Gawande was asked about the FDA and whether the new drug development process should be liberalized. Some of us weren’t around when there was no such thing as the FDA and he has some good reminders in that regard. Although it was a time of innovation, it was also a time with horrendous medical endeavors such as the frontal lobotomy and the Tuskegee experiment.
He notes that the process of regulating medical treatments has been sped up by patient engagement efforts around HIV and has led to more discussion of the balance between risk and speed of innovation. Increased speed has led to more drugs being withdrawn as a result of post-marketing surveillance and he supports balance in the approval process. He also mentions his thoughts on the FDA not only regulating drugs and surgical devices, but in tracking outcomes for surgical procedures. Although procedures can have some variability based on the patient and the circumstances, he feels there is a fair amount of institutional variability that could benefit from tracking and analysis.
The interview was a far-ranging discussion, including Gawande’s thoughts on Stevie Wonder (was overrated, now underrated); Michael Crichton (both over and underrated); and Karl Knausgard (overrated). He tags wearables as underrated, largely because they don’t do terribly much right now.
He also talked about his work as the director of Ariadne, an academic center that is part of Brigham and Women’s Hospital and the Harvard Chan School of Public Health. The center looks to study how science and innovation impact healthcare delivery. They recently did work with the state of South Carolina studying how to encourage surgeons to use a surgery checklist without regulations or mandates. Their program achieved 40 percent adoption, but he noted that it would likely take mandates or another process to bring the other 60 percent of surgeons to use it. I have to admit, the center has been running for five years and I hadn’t heard of it, although it sounds like something I’d be very interested in. I have a good friend starting her MPH at Harvard this fall, so I’ll have to see if she can get me an insider view.
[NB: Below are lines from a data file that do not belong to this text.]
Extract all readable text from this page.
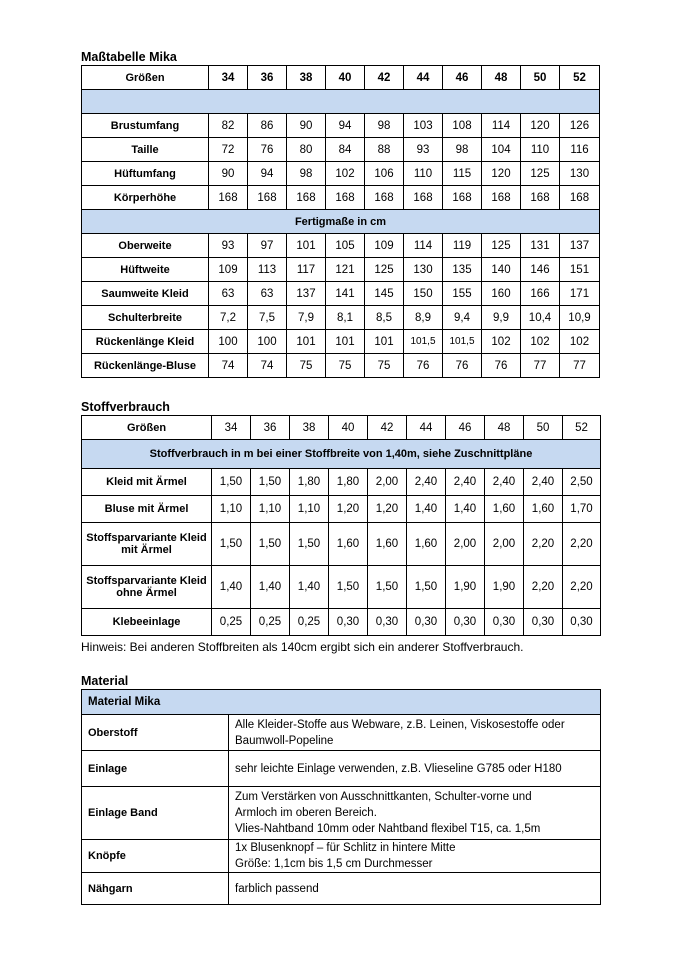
Maßtabelle Mika
Größen	34	36	38	40	42	44	46	48	50	52

Brustumfang	82	86	90	94	98	103	108	114	120	126
Taille	72	76	80	84	88	93	98	104	110	116
Hüftumfang	90	94	98	102	106	110	115	120	125	130
Körperhöhe	168	168	168	168	168	168	168	168	168	168
Fertigmaße in cm										
Oberweite	93	97	101	105	109	114	119	125	131	137
Hüftweite	109	113	117	121	125	130	135	140	146	151
Saumweite Kleid	63	63	137	141	145	150	155	160	166	171
Schulterbreite	7,2	7,5	7,9	8,1	8,5	8,9	9,4	9,9	10,4	10,9
Rückenlänge Kleid	100	100	101	101	101	101,5	101,5	102	102	102
Rückenlänge-Bluse	74	74	75	75	75	76	76	76	77	77
Stoffverbrauch
Größen	34	36	38	40	42	44	46	48	50	52
Stoffverbrauch in m bei einer Stoffbreite von 1,40m, siehe Zuschnittpläne										
Kleid mit Ärmel	1,50	1,50	1,80	1,80	2,00	2,40	2,40	2,40	2,40	2,50
Bluse mit Ärmel	1,10	1,10	1,10	1,20	1,20	1,40	1,40	1,60	1,60	1,70
Stoffsparvariante Kleid mit Ärmel	1,50	1,50	1,50	1,60	1,60	1,60	2,00	2,00	2,20	2,20
Stoffsparvariante Kleid ohne Ärmel	1,40	1,40	1,40	1,50	1,50	1,50	1,90	1,90	2,20	2,20
Klebeeinlage	0,25	0,25	0,25	0,30	0,30	0,30	0,30	0,30	0,30	0,30
Hinweis: Bei anderen Stoffbreiten als 140cm ergibt sich ein anderer Stoffverbrauch.
Material
Material Mika	
Oberstoff	Alle Kleider-Stoffe aus Webware, z.B. Leinen, Viskosestoffe oder
Baumwoll-Popeline

Einlage	sehr leichte Einlage verwenden, z.B. Vlieseline G785 oder H180

Einlage Band	Zum Verstärken von Ausschnittkanten, Schulter-vorne und
Armloch im oberen Bereich.
Vlies-Nahtband 10mm oder Nahtband flexibel T15, ca. 1,5m

Knöpfe	1x Blusenknopf – für Schlitz in hintere Mitte
Größe: 1,1cm bis 1,5 cm Durchmesser

Nähgarn	farblich passend
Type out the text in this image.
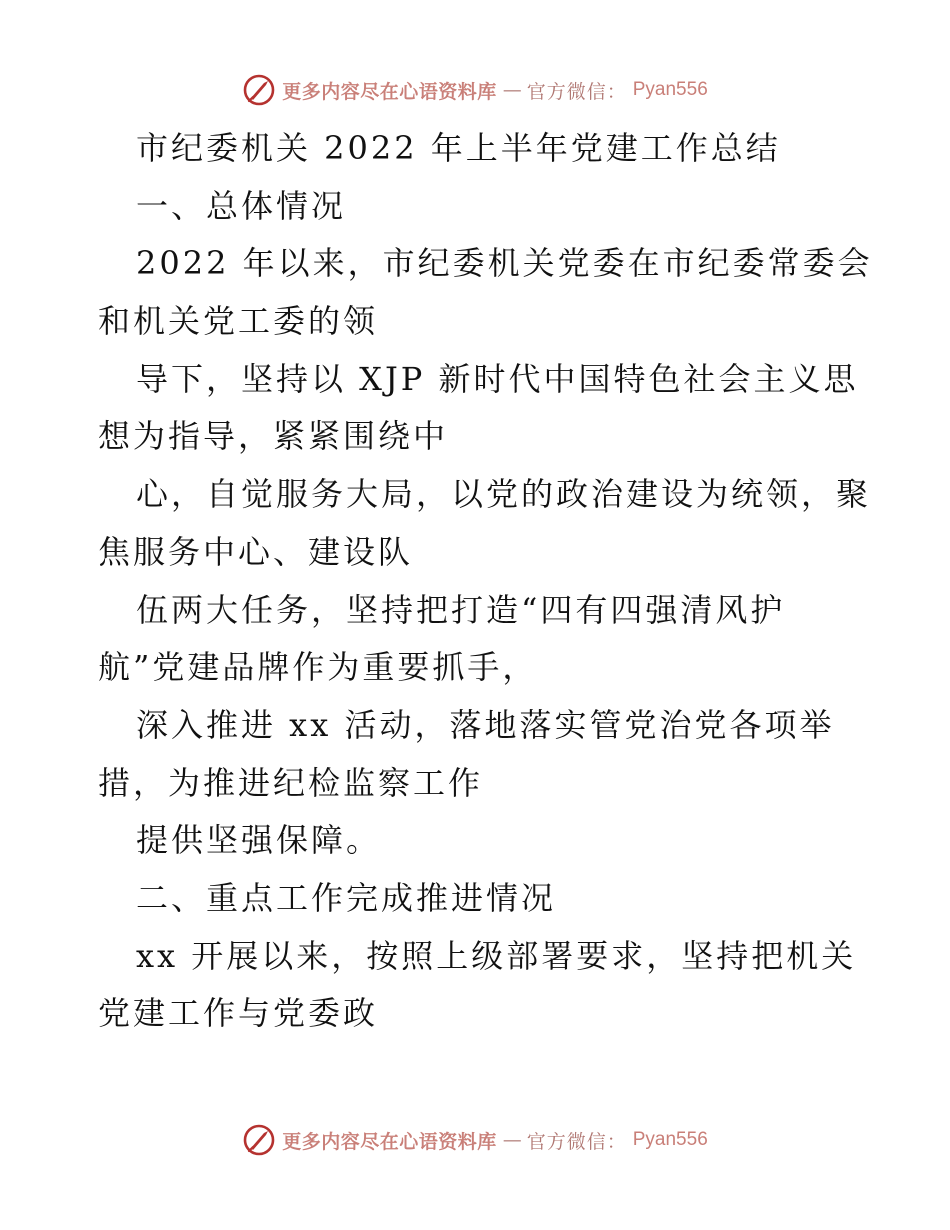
更多内容尽在心语资料库 — 官方微信： Pyan556
市纪委机关 2022 年上半年党建工作总结
一、总体情况
2022 年以来，市纪委机关党委在市纪委常委会
和机关党工委的领
导下，坚持以 XJP 新时代中国特色社会主义思
想为指导，紧紧围绕中
心，自觉服务大局，以党的政治建设为统领，聚
焦服务中心、建设队
伍两大任务，坚持把打造“四有四强清风护
航”党建品牌作为重要抓手，
深入推进 xx 活动，落地落实管党治党各项举
措，为推进纪检监察工作
提供坚强保障。
二、重点工作完成推进情况
xx 开展以来，按照上级部署要求，坚持把机关
党建工作与党委政
更多内容尽在心语资料库 — 官方微信： Pyan556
There were some other interesting statistics in the interview. The average American has eight operations in his or her lifetime. He’s particularly interested in that because surgery is “the highest-risk, highest-cost, highest-failure moment in your lifetime.” Personally, I think the idea of having eight surgeries is something to be explored in its own right and would love to dig into those numbers.
I also appreciated Gawande’s thoughts on building his team and hiring the right people. He encourages the hiring manager to come up with a list of accomplishments for the next two years and hire someone who can meet the goal rather than hiring someone that is likable or fun. He notes that people should Intend: “Do what you intend to do, and do it with intention. Over and over, that’s what people fail to do.” I see a lot of that in my own world, people treading water or going with the flow, and moving with intention is significantly less common.
The interview closes with Gawande’s thoughts on indie music. He recommends Scottish band Frightened Rabbit, who he describes as “bards of sorrow and nonetheless sticking it through.” He warns that “they’re Scottish, so there’s a whole lot of cussing going on.” Based on that recommendation alone, I’ll have to check it out.